I also attended a number of discussions from the Social Impact Workshop. In this talk, professors from the University of Michigan and Georgia Tech presented their work helping the city of Flint, Michigan locate lead service lines and minimize recovery costs.

The team leveraged machine learning technology to ensemble tree models to predict the probability that a service line contained lead, and built an interactive map that shared those probabilities in the form of narrative text that could be understood by anyone. I appreciated their thoughtfulness around how to best communicate the risk of lead contamination to residents in a way that would inspire them to take action, rather than to panic.
Their Futures Matter Family Investment Model

Peter Mulquiney, Principal at consulting and analytics firm Taylor Fry, presented on the work he did with Their Futures Matter—an organization whose goal it is to improve life outcomes of vulnerable children. His task was to help them understand how to prioritize investments in different programs and interventions by predicting the life pathways and outcomes of different individuals.

To collect the data, he needed to link datasets across different agencies to create the historical pathways of different individuals, which was a huge challenge in itself as there were data silos and privacy concerns to deal with. In building the model, he chose to use logistic regression over a machine learning model; even though predictive performance was worse, explainability was much better.

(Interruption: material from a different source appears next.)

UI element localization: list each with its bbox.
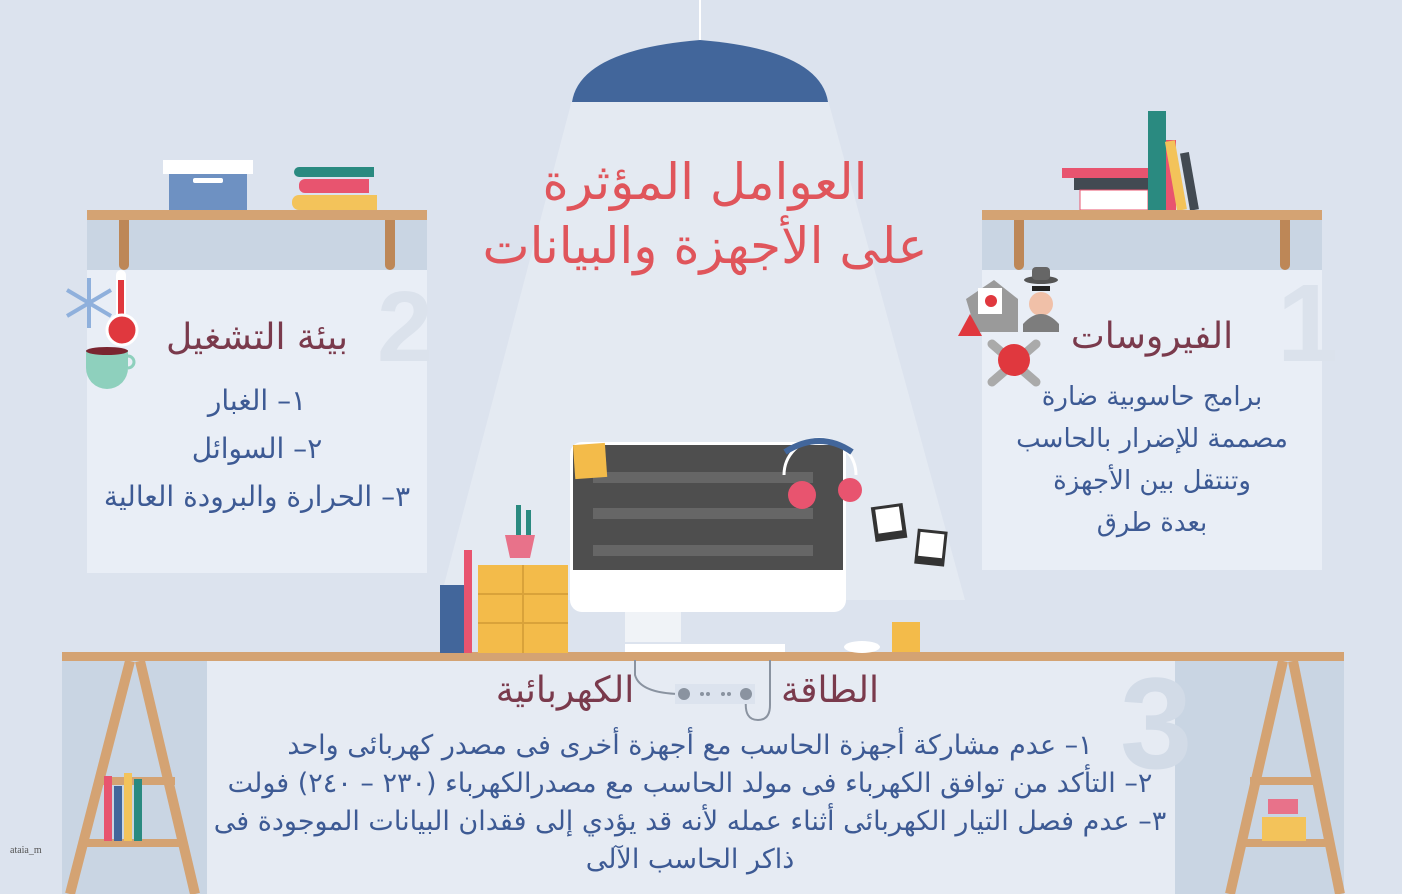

The model estimated the future usage of human services by different individuals and revealed some really interesting statistics. For example, 7% of people in the dataset accounted for 50% of the usage of services, and young women that fell into this group were 10 times more likely to have children that would end up in foster care, meaning that not intervening early would result in problems propagating through generations. By identifying and focusing on the individuals that were in the long tail of these distributions, the organization could have outsized impact.